Scientists are still puzzled by these tragic events, usually involving pilot whales. Vital clues, however, may lie in the tight-knit social ties that give each pod a unique culture
In July this year, responders scrambled to Traigh Mhor beach on the Isle of Lewis, off the west coast of Scotland, to reach a stranded pod of long-finned pilot whales. Most had already died. One was refloated and survived. The others were put down with a rifle.

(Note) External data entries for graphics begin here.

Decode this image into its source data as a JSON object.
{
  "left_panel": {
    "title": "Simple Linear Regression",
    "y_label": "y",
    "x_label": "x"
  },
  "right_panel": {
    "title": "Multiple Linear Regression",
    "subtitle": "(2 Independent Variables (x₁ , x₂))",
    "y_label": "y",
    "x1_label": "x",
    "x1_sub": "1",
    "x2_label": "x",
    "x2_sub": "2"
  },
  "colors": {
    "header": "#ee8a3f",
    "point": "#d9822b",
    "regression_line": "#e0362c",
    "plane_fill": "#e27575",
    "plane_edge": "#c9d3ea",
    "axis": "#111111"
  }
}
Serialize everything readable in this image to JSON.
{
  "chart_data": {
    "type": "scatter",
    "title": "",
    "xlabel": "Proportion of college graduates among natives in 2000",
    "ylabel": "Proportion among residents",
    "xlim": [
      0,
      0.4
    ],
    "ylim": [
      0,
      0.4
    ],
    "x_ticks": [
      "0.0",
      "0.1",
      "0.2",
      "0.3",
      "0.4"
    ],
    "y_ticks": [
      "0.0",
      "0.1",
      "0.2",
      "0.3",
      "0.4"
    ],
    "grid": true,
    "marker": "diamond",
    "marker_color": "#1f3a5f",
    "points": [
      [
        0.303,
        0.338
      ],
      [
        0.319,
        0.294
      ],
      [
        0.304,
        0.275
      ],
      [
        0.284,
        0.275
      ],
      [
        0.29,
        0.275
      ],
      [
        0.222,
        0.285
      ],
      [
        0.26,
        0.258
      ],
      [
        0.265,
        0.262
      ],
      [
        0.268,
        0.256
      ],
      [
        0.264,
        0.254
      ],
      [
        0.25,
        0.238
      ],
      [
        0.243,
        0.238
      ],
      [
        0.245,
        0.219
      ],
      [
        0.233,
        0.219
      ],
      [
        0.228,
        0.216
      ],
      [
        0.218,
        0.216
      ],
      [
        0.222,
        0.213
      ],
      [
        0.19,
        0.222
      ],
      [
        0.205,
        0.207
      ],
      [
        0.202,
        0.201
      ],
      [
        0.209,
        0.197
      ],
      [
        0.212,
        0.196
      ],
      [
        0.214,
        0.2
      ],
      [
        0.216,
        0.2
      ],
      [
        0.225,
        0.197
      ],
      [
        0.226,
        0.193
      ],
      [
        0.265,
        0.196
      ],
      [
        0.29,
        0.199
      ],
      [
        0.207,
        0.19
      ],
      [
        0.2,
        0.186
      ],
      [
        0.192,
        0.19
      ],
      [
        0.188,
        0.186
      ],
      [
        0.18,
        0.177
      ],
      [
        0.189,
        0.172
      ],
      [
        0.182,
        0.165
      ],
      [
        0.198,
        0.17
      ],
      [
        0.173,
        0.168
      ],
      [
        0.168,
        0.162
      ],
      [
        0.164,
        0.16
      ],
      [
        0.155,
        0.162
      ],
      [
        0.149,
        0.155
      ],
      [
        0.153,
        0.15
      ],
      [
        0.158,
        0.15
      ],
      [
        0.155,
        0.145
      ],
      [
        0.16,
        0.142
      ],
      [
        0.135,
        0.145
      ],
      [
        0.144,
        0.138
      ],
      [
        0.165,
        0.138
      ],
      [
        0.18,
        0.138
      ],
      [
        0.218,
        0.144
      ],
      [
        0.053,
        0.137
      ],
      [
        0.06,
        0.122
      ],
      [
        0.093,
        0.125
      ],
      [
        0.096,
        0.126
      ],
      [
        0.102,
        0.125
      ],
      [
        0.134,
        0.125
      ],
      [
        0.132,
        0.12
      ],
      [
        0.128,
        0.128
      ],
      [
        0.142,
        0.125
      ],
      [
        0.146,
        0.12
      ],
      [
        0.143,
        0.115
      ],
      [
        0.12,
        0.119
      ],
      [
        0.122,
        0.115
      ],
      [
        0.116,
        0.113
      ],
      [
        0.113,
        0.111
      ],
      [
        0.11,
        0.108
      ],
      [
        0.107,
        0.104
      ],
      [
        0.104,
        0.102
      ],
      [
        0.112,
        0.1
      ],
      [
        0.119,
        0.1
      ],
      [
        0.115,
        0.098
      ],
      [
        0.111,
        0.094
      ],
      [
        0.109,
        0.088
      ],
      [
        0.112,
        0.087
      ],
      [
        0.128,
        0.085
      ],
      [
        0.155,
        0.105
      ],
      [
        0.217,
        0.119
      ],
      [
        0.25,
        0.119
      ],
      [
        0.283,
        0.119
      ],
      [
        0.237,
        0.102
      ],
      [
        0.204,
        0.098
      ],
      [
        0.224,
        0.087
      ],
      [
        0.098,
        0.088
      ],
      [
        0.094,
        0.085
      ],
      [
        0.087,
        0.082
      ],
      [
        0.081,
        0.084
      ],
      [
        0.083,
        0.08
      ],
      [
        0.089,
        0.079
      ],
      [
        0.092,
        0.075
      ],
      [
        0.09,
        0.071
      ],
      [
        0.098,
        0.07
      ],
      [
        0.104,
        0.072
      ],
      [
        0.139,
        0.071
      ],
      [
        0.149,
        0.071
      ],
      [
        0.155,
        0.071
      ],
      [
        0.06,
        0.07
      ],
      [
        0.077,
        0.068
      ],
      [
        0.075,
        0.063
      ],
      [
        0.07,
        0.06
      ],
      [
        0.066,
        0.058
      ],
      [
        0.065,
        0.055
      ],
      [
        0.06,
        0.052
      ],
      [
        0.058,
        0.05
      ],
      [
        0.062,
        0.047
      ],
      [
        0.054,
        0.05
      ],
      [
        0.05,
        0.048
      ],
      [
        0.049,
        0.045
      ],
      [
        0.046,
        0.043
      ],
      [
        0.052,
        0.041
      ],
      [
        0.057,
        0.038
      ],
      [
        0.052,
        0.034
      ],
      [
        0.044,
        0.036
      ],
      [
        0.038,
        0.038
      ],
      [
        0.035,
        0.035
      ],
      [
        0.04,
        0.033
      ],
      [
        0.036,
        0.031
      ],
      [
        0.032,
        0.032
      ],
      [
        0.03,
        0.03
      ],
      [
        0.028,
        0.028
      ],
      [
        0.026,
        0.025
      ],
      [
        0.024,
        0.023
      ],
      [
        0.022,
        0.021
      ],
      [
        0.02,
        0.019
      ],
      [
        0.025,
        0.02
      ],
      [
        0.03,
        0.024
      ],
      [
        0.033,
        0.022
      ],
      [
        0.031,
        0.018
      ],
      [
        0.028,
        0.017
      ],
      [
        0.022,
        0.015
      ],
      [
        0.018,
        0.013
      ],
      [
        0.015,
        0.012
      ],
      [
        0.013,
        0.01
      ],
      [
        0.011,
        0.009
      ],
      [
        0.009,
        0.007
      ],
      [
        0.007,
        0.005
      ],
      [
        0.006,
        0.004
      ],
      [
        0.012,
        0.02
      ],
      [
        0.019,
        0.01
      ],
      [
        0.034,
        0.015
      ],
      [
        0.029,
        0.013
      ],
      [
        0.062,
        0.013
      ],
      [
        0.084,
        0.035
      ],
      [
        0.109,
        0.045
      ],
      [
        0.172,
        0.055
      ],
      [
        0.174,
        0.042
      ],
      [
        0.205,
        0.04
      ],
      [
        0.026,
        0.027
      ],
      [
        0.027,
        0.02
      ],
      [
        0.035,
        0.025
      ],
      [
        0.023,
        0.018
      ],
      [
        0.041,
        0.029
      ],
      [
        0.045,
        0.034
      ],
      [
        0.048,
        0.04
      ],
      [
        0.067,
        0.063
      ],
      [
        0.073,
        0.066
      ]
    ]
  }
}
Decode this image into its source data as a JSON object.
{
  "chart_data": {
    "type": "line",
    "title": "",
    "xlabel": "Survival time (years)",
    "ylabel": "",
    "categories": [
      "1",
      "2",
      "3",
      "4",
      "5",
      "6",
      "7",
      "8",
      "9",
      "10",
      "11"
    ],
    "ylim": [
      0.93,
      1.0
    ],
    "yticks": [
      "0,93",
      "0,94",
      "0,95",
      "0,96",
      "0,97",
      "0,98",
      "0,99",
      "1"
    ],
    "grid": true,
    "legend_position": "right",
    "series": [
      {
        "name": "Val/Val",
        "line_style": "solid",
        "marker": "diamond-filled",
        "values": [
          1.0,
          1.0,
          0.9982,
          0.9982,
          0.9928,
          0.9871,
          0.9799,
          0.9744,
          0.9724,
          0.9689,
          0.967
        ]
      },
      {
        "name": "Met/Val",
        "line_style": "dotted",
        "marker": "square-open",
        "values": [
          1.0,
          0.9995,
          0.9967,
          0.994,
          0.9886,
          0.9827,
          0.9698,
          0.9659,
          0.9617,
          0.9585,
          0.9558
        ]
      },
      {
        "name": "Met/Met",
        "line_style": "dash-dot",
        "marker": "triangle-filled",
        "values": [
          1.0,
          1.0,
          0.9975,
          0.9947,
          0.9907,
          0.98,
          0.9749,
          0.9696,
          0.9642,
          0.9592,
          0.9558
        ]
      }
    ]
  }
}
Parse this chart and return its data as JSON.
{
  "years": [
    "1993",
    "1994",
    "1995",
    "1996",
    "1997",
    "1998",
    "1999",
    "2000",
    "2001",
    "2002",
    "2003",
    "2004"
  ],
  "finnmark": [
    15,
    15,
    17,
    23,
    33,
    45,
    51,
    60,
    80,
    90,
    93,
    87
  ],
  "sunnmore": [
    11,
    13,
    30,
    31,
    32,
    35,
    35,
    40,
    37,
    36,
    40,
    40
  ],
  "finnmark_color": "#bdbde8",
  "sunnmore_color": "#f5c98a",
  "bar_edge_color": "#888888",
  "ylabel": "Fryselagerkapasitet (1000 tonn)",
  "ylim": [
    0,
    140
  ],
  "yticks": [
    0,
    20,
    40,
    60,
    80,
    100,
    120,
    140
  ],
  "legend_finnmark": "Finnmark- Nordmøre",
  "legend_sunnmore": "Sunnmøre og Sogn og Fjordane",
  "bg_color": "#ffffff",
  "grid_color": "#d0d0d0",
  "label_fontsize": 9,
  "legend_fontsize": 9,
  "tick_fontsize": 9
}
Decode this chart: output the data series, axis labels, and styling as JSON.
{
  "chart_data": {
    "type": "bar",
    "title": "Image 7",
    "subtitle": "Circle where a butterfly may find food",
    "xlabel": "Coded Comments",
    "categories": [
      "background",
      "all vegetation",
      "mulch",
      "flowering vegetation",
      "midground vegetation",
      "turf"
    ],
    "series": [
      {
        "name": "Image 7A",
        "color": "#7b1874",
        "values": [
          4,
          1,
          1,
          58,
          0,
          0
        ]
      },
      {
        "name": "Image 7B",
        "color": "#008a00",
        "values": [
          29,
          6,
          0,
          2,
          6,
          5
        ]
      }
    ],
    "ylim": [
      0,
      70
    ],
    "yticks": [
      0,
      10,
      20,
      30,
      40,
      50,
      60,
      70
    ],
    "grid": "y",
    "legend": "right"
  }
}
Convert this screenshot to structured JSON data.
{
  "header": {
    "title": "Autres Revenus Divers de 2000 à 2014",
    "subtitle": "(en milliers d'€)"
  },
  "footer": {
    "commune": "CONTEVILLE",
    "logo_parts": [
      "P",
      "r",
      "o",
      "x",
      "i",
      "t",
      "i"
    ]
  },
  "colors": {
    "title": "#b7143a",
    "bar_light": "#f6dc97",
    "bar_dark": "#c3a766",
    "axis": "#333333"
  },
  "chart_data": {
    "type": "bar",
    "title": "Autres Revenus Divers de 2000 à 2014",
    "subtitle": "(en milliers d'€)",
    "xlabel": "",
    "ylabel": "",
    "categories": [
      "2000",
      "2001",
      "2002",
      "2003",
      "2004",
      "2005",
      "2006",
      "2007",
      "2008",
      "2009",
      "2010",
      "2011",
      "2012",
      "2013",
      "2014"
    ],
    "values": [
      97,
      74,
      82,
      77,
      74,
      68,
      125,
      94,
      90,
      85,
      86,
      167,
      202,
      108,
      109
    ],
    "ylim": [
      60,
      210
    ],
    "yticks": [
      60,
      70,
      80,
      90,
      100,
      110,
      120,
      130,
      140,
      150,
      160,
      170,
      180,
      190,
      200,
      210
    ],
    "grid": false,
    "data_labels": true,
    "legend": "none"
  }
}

It was one of the UK's largest mass stranding events (MSE), and the team retrieved samples from the organs and tissues of every pod member. Though exhausting and upsetting, the work revealed an unparalleled and puzzling insight into an entire whale community.
Most stranded cetaceans (whales, dolphins or porpoises) wash up alone and are already dead. MSEs are less common, and live mass strandings are rarer still, but there have been many in recent years. In the Scottish case, the primary cause of death was the stranding, according to Dr Andrew Brownlow, director of the Scottish Marine Animal Strandings Scheme (Smass), who was on Lewis, and spent months analysing the samples. As mammals, whales need to breathe, and most of these whales drowned, trapped in the surf and winds on the steep beach.
What puzzles Brownlow is what brought them there. Mass strandings have been recorded throughout history, he notes, from before we industrialised our oceans". Whales can strand while fleeing predators, become trapped by tides, weather and topography, or just get lost.